E’ del tutto irrilevante ai fini dell’accesso civico che i documenti richiesti siano “resoconti informali” o verbali

TAR LAZIO, sentenza n. 5346 del 7 maggio 2021

Come è pacificamente riconosciuto in giurisprudenza, “il Legislatore ha utilizzato una formula così ampia per esaltare il principio della massima trasparenza della p.a., a cui tutta la l. n. 241 è uniformata. Il diritto di accesso prescinde, pertanto, sia dalla «natura» dei documenti richiesti, sia soprattutto dalla loro pertinenza ad un determinato procedimento. I presupposti legittimanti sono costituiti, da un lato, dalla detenzione di un atto da parte della p.a. e, dall’altro, dalla sussistenza di un interesse qualificato alla visione di esso, in funzione, evidentemente, della tutela (non necessariamente giudiziaria) della posizione soggettiva del richiedente” (cfr., ex multis, T.A.R. Lazio – Roma, sez. I, 05/11/2008 n. 9637; Cons. St., sez. VI, 24/01/2012 n. 311, ribadisce che “i documenti ai quali è possibile chiedere accesso possono anche non riguardare uno specifico procedimento”).

E d’altra parte, il citato art. 5, comma 2, del D.Lgs. 14/03/2013 n. 33, nel prevedere il diritto di “chiunque” “di accedere ai dati e ai documenti detenuti dalle pubbliche amministrazioni”, fa espresso riferimento allo “scopo di favorire controllo sul perseguimento delle funzioni istituzionali e sull’utilizzo delle risorse pubbliche e di promuovere la partecipazione al dibattito pubblico”.

Forme diffuse di controllo quanto mai necessarie in una situazione di così grave preoccupazione per la salute pubblica e individuale, nel perseguimento della cui tutela si inserisce certamente un notevole “utilizzo delle risorse pubbliche”, in cui si colloca l’istanza di accesso in esame.

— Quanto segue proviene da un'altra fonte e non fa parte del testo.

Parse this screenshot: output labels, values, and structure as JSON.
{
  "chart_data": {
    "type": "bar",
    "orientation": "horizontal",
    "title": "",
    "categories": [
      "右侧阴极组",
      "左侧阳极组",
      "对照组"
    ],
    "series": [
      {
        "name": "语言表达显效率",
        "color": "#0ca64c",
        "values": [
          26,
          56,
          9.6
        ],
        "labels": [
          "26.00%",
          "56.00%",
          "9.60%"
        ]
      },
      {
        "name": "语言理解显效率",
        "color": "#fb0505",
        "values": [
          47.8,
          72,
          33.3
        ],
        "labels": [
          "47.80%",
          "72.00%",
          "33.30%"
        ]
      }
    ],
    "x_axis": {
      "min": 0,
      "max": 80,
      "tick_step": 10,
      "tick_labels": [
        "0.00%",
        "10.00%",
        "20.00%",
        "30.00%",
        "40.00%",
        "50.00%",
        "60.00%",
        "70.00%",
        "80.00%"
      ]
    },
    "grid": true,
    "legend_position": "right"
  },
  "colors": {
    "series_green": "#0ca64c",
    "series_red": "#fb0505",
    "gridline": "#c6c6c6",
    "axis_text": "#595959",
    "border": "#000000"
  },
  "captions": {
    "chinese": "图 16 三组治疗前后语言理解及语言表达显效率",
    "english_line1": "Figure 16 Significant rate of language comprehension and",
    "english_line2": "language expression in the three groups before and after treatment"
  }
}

In quest’ottica, la circostanza che si tratti di “resoconti informali”, come pure che in questi resoconti il funzionario che li crea “annota sinteticamente i diversi interventi, ma non trascrive testualmente gli interventi stessi”, è del tutto irrilevante, proprio perché, come si è precisato, perché il diritto di accesso possa essere ritenuto sussistente non è necessario che si ci trovi di fronte a veri e propri provvedimenti, essendo sufficiente che si tratti di semplici “atti” di qualsiasi tipo, cioè “anche interni o non relativi ad uno specifico procedimento”, come appunto previsto espressamente dall’art. 22, comma 1, lett. d) della L. 241/90.

E ancora, l’art. 22 della L. 241/90, al comma 3, dispone che “tutti i documenti amministrativi sono accessibili, ad eccezione di quelli indicati all’articolo 24, commi 1, 2, 3, 5 e 6”. E gli atti richiesti dal ricorrente non rientrano in alcun modo in nessuna di queste categorie escluse dall’accesso. Per cui il descritto argomento, utilizzato dal Ministero per rigettare l’istanza di accesso del ricorrente, vìola le citate disposizioni.